Interestingly, the entirety of Google’s codebase – from search and maps to YouTube and Google Docs – resides in a monolithic source code repository available to and used by 95% of Google engineers, or about 25,000 users to be exact.
“Without being able to prove it,” a Google engineering manager said, “I’d guess that this is probably the largest single repository in use anywhere in the world.”
All told, Google’s services comprise 2 billion lines of code which, taken together, weigh in at 86 terabytes.
Fascinating.
This likely includes the commit history which means every version of each file.
Unless their code has, on average, 43000 bytes per line that is…
…and the average developer (or person with access) has written about 100.000 lines of code.
How this article past basic fact checking … let me guess, nobody bothered because… well big numbers are hard
Somehow I doubt google developers have 86TB git checkouts on their machines, so this is unlikely a “monolithic repository”.
They use perforce not git. Either way you can just checkout the HEAD ( –depth 1 on git ) rather than the whole 86TB of historical stuff.
Perforce – if I recall correctly – also allows you to check out individual folders so although they have ‘one repository’ it’s logically subdivided much as you can have one ‘organization’ on github with dozens of individual repositories ( we have 50+ at our company ).
What’s way more bizarre to me is that the way their repository is organized a single commit can ( and often does ) prevent dozens of projects from being deployed.
The poor bastards. I’ll try to remember to give a hug to the next Google engineer that I meet.
Apparently, the numbers were quite different 5 years ago: http://www.perforce.com/blog/110607/how-do-they-do-it-googles-one-s…
Doubt it.
For example, right now they are talking about merging Chromium and Blink into one repository (next week):
https://groups.google.com/a/chromium.org/d/topic/blink-dev/FB5dGFtq4…
I’m half way through watching the video ( a good place is to start https://youtu.be/W71BTkUbdqE?t=16m20s ) and there seems to be a lot of straw-man reasoning about the ad-hoc multi-repo approach. Google themselves created a multi-repo-sync tool: https://source.android.com/source/using-repo.html
See also: https://codingkilledthecat.wordpress.com/2012/04/28/why-your-company…
It seems to me that the correct way to handle this stuff is with good tooling for synchronising between different repos, not monolithic monsters.
There are more details in this presentation:
https://www.youtube.com/watch?t=7&v=W71BTkUbdqE
Google really uses a monolithic code base for most of the stuff. Externally shared ones like Chromium, and Android are separate, but the main code is in one place.

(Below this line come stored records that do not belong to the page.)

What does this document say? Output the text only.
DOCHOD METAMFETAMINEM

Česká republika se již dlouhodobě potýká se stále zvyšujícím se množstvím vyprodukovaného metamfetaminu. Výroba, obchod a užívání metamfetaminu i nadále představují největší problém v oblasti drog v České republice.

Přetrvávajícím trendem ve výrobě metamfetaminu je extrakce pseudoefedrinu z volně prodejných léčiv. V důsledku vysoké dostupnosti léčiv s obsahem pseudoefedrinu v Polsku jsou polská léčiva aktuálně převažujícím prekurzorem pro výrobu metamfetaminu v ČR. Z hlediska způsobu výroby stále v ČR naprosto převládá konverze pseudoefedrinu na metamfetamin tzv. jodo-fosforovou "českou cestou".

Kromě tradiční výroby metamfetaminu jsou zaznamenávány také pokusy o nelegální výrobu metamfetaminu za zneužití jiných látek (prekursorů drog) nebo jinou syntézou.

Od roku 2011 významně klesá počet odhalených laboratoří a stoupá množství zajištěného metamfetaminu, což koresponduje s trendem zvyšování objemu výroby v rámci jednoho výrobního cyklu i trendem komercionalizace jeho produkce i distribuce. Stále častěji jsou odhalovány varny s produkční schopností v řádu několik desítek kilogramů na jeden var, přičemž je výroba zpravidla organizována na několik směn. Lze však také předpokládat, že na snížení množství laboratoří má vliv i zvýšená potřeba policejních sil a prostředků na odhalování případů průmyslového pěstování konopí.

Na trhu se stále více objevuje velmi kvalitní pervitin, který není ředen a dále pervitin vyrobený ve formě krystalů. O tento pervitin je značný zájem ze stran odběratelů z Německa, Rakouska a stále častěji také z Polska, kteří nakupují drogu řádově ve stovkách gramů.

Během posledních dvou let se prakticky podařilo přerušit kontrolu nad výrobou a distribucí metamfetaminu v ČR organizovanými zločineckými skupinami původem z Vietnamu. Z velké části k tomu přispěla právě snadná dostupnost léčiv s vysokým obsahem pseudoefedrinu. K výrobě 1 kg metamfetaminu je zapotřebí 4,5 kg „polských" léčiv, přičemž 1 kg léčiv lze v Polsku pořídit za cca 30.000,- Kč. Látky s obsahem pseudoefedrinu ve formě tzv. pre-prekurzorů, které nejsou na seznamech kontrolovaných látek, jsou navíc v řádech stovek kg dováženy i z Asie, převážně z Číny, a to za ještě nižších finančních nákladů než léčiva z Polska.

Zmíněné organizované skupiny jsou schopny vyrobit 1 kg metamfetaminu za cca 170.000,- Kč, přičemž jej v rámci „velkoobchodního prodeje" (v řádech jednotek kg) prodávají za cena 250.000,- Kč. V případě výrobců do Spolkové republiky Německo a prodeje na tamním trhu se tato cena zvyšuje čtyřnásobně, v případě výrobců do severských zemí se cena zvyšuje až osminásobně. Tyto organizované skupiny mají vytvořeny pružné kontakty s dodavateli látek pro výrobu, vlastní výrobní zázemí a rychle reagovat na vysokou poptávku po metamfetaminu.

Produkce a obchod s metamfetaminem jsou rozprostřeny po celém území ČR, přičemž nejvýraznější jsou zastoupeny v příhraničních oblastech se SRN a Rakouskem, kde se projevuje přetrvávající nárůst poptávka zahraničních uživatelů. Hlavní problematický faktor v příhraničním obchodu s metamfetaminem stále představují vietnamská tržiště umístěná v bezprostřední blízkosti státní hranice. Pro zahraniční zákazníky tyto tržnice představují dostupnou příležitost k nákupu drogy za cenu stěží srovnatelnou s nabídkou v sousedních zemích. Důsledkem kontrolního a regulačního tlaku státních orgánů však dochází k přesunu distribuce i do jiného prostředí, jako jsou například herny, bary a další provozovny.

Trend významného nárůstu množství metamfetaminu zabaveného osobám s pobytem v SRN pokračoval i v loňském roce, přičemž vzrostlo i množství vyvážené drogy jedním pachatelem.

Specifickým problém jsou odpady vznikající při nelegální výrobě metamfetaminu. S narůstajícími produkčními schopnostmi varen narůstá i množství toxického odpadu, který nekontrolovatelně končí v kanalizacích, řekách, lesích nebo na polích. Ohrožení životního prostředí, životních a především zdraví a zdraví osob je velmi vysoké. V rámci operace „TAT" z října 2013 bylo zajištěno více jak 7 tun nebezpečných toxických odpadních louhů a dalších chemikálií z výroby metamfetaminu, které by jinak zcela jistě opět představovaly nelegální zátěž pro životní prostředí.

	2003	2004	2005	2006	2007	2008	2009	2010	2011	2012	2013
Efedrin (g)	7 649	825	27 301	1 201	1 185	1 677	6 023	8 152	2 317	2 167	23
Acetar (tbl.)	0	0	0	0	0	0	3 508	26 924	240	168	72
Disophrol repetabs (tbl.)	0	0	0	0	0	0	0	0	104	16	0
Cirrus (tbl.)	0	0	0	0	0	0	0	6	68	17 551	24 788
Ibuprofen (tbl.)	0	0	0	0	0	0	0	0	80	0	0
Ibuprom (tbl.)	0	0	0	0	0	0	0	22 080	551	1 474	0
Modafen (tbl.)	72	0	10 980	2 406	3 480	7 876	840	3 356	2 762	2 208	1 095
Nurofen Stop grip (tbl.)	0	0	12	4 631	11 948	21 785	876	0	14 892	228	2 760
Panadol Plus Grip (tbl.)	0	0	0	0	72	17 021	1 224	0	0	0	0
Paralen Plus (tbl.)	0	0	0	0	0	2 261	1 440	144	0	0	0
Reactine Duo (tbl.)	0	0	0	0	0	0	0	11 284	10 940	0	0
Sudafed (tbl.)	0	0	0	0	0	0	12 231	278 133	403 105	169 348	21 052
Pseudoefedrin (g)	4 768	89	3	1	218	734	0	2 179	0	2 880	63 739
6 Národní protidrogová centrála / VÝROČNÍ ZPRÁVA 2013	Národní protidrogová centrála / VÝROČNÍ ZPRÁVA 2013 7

We see a “cloud” based view of the latest version of the repository. While it is possible to have branches, that is rare, any real code change will be to the “head”. The presentation goes into more details, but basically we have a system called TAP that makes sure you do not break anybody else’s code.
It is really nice, and works well, let me give a concrete example.

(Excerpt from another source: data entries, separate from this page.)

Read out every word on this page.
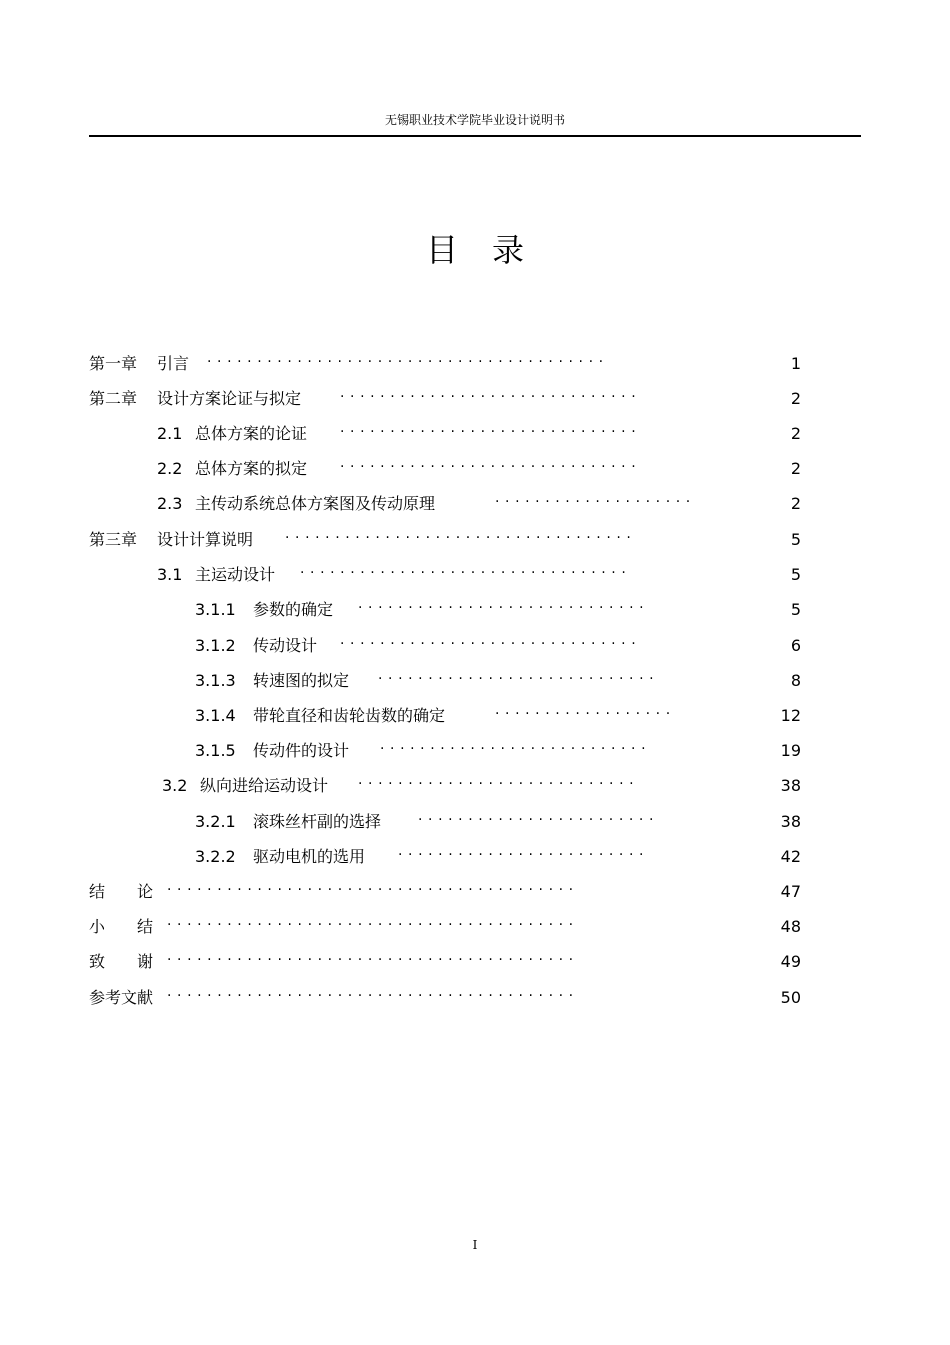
无锡职业技术学院毕业设计说明书
目录
第一章 引言 ·  ·  ·  ·  ·  ·  ·  ·  ·  ·  ·  ·  ·  ·  ·  ·  ·  ·  ·  ·  ·  ·  ·  ·  ·  ·  ·  ·  ·  ·  ·  ·  ·  ·  ·  ·  ·  ·  ·  ·  	1
第二章 设计方案论证与拟定	·  ·  ·  ·  ·  ·  ·  ·  ·  ·  ·  ·  ·  ·  ·  ·  ·  ·  ·  ·  ·  ·  ·  ·  ·  ·  ·  ·  ·  ·  	2
2.1 总体方案的论证 ·  ·  ·  ·  ·  ·  ·  ·  ·  ·  ·  ·  ·  ·  ·  ·  ·  ·  ·  ·  ·  ·  ·  ·  ·  ·  ·  ·  ·  ·  	2
2.2 总体方案的拟定 ·  ·  ·  ·  ·  ·  ·  ·  ·  ·  ·  ·  ·  ·  ·  ·  ·  ·  ·  ·  ·  ·  ·  ·  ·  ·  ·  ·  ·  ·  	2
2.3 主传动系统总体方案图及传动原理	·  ·  ·  ·  ·  ·  ·  ·  ·  ·  ·  ·  ·  ·  ·  ·  ·  ·  ·  ·  	2
第三章 设计计算说明 ·  ·  ·  ·  ·  ·  ·  ·  ·  ·  ·  ·  ·  ·  ·  ·  ·  ·  ·  ·  ·  ·  ·  ·  ·  ·  ·  ·  ·  ·  ·  ·  ·  ·  ·  	5
3.1 主运动设计 ·  ·  ·  ·  ·  ·  ·  ·  ·  ·  ·  ·  ·  ·  ·  ·  ·  ·  ·  ·  ·  ·  ·  ·  ·  ·  ·  ·  ·  ·  ·  ·  ·  	5
3.1.1 参数的确定 ·  ·  ·  ·  ·  ·  ·  ·  ·  ·  ·  ·  ·  ·  ·  ·  ·  ·  ·  ·  ·  ·  ·  ·  ·  ·  ·  ·  ·  	5
3.1.2 传动设计 ·  ·  ·  ·  ·  ·  ·  ·  ·  ·  ·  ·  ·  ·  ·  ·  ·  ·  ·  ·  ·  ·  ·  ·  ·  ·  ·  ·  ·  ·  	6
3.1.3 转速图的拟定 ·  ·  ·  ·  ·  ·  ·  ·  ·  ·  ·  ·  ·  ·  ·  ·  ·  ·  ·  ·  ·  ·  ·  ·  ·  ·  ·  ·  	8
3.1.4 带轮直径和齿轮齿数的确定	·  ·  ·  ·  ·  ·  ·  ·  ·  ·  ·  ·  ·  ·  ·  ·  ·  ·  	12
3.1.5 传动件的设计 ·  ·  ·  ·  ·  ·  ·  ·  ·  ·  ·  ·  ·  ·  ·  ·  ·  ·  ·  ·  ·  ·  ·  ·  ·  ·  ·  	19
3.2 纵向进给运动设计 ·  ·  ·  ·  ·  ·  ·  ·  ·  ·  ·  ·  ·  ·  ·  ·  ·  ·  ·  ·  ·  ·  ·  ·  ·  ·  ·  ·  	38
3.2.1 滚珠丝杆副的选择	·  ·  ·  ·  ·  ·  ·  ·  ·  ·  ·  ·  ·  ·  ·  ·  ·  ·  ·  ·  ·  ·  ·  ·  	38
3.2.2 驱动电机的选用 ·  ·  ·  ·  ·  ·  ·  ·  ·  ·  ·  ·  ·  ·  ·  ·  ·  ·  ·  ·  ·  ·  ·  ·  ·  	42
结　　论 ·  ·  ·  ·  ·  ·  ·  ·  ·  ·  ·  ·  ·  ·  ·  ·  ·  ·  ·  ·  ·  ·  ·  ·  ·  ·  ·  ·  ·  ·  ·  ·  ·  ·  ·  ·  ·  ·  ·  ·  ·  	47
小　　结 ·  ·  ·  ·  ·  ·  ·  ·  ·  ·  ·  ·  ·  ·  ·  ·  ·  ·  ·  ·  ·  ·  ·  ·  ·  ·  ·  ·  ·  ·  ·  ·  ·  ·  ·  ·  ·  ·  ·  ·  ·  	48
致　　谢 ·  ·  ·  ·  ·  ·  ·  ·  ·  ·  ·  ·  ·  ·  ·  ·  ·  ·  ·  ·  ·  ·  ·  ·  ·  ·  ·  ·  ·  ·  ·  ·  ·  ·  ·  ·  ·  ·  ·  ·  ·  	49
参考文献 ·  ·  ·  ·  ·  ·  ·  ·  ·  ·  ·  ·  ·  ·  ·  ·  ·  ·  ·  ·  ·  ·  ·  ·  ·  ·  ·  ·  ·  ·  ·  ·  ·  ·  ·  ·  ·  ·  ·  ·  ·  	50
I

Recently I was working on a tool, that uses a library to connect to a service. I would benefit from recent changes to the service, and instead of waiting the library owner, or the service owner to adapt them, I put together a patch, got it reviewed, checked in and got my use case done.
However it inadvertently broke somebody else’s code, and we missed that during regular tests. While I was getting together what was wrong, a (fifth?) party came in, and sent the fix.
Everything was better. The new service features were adopted, bugs were fixed (even some older things got optimized), tests were updated, and we went on our ways.
Edited 2015-09-21 05:34 UTC
and maybe start work on Friday .. 🙂